Some scams just won’t die. The Facebook shutdown scam is the perfect example.As long as people keep falling for it, it will keep coming back. Don’t let the scam fool you this time… or in a few months when it pops up again.
How the Scam Works:
You are on Facebook, and you see a post in your news feed claiming that your Facebook account will be shut down on May 18th. It appears to be official, posted by either Facebook’s corporate account or claiming that it’s Mark Zuckerberg.
Want to avoid deactivation? It’s easy, claims the post, just “register” your account online. To do this, follow a link to a third-party website, copy the code and paste it into the platform developers use to deal with Facebook. If you do this, you’ll find that scammers now have access to your account. You may start auto-liking spam posts and profiles or sending spam to your friends.
This Facebook shutdown scam has popped up every few months for the last three years. It may take a slightly different form next time, but don’t be fooled. Facebook isn’t closing anytime soon.
Tips to Protect Yourself:
- Don’t take the bait.

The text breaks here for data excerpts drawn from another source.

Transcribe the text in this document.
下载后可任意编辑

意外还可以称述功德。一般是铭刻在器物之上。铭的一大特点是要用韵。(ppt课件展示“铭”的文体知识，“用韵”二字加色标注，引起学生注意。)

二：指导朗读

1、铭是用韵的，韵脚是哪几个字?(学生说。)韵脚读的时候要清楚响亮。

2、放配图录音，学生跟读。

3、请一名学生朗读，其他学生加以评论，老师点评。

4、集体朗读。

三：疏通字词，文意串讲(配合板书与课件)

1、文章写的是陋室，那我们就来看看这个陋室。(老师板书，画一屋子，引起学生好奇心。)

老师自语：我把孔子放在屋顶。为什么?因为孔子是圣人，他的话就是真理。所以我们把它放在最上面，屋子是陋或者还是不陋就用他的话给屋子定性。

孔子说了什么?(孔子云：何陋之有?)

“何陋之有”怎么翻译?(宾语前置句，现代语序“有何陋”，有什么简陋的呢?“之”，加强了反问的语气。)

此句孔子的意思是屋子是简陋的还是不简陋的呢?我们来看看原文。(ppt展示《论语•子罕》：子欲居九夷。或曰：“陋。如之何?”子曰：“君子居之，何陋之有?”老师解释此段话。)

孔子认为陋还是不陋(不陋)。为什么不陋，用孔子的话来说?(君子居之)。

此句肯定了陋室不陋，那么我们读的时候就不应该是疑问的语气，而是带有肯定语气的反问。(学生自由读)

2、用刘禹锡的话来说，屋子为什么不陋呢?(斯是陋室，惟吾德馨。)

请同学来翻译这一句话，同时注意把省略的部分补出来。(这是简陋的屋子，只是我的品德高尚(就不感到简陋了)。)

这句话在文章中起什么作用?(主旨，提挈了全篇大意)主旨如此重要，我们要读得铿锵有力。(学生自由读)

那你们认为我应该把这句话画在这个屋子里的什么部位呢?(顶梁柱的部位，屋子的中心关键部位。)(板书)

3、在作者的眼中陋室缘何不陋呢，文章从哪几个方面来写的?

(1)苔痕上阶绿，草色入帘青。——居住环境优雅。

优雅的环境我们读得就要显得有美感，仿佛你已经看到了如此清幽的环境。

Stay away from promotions of “exclusive,” “shocking” or “sensational” footage. If it sounds too outlandish to be true (um, like a gigantic website shutting down on a week’s notice), it is probably a scam.
- Don’t trust your friends’ taste online. It might not actually be them “liking” or sharing scam links to photos. Their account may have been hacked. But it may also be clickjacking, a technique that scammers use to trick you into clicking something that you wouldn’t otherwise (especially the Facebook “Like” button).
- Verify before you share: On the flip side, do your friends a favor and verify any sensational posts before you like or share them. A quick Google search should do the trick.